Antonio tinha medo de que um verso qualquer fosse motivo de quizília, de ciumeira, e mesmo tinha receio de receber cartas, dava todas a Olímpia Coriolana para que ela as abrisse e lesse antes dele, então Antonio foi tomado de um desejo imenso de ir embora, ruminou esse desejo tanto que decidiu ir para a Europa[...] (MIRANDA, 2002,p.194)

Ela representa o tipo de conduta abominável para uma mulher do século XIX. Sendo casada, deveria ser respeitada por isso, no entanto, sua infidelidade é nítida para todos. E dessa maneira ela é o símbolo da mulher de comportamento errôneo, indecente, o tipo de conduta que deveria ser evitada.

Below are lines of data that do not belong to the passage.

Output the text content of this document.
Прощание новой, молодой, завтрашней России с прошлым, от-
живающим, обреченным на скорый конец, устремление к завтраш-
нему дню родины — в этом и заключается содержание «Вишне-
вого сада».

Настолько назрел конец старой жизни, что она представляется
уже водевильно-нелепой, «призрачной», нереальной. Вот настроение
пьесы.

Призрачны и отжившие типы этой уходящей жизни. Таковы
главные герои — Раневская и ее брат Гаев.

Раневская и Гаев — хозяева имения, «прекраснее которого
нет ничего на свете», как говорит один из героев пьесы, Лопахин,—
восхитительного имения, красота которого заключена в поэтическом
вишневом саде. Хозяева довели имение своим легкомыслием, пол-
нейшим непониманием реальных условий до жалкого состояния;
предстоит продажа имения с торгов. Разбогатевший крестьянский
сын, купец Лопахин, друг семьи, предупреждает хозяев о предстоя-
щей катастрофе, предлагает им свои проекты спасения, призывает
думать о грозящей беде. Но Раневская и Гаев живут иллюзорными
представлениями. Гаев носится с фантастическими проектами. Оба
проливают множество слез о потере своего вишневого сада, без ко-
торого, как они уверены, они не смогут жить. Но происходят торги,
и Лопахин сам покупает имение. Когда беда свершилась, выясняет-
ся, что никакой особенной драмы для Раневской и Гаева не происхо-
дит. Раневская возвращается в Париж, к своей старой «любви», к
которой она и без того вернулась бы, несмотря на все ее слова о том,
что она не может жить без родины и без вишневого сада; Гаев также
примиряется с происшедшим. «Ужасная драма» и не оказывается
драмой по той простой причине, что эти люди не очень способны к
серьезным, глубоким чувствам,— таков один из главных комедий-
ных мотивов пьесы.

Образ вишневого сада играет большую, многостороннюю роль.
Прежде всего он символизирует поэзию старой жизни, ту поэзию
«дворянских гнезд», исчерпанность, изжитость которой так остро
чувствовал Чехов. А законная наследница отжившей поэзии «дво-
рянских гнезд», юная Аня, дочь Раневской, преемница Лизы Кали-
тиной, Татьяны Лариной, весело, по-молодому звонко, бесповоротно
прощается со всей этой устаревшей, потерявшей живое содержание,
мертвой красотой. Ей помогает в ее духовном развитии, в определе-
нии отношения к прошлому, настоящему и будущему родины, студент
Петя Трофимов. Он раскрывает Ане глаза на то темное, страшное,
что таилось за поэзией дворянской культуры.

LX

As mulheres do século XIX no Brasil, vivenciaram uma época de transição, em que foram galgando caminhos e descobrindo novos espaços a percorrer, construindo assim sua trajetória, firmando sua identidade, modificando sua maneira de estar no mundo. O mundo passava por mudanças, e as mulheres acompanharam-nas, elaborando assim, novos perfis e novas significações para o seu sexo.


Referências:
FOUCAULT, Michel. História da Sexualidade I: A vontade de saber.18ªed.Rio de Janeiro : Edições Graal,2007.

FREYRE,Gilberto. Sobrados e Mucambos: decadência do patriarcado e desenvolvimento do urbano.15ªed.São Paulo: Global, 2004.

MACEDO, José Rivair. A mulher na Idade Média.5ª ed.São Paulo: Contexto,2002.

MIRANDA, Dias e dias: romance.São Paulo : Companhia das Letras, 2002.

RAGO,Margareth. Do Cabaré ao lar: a utopia da cidade disciplinar: Brasil 1890-1930. Rio de Janeiro: Paz e Terra,1997.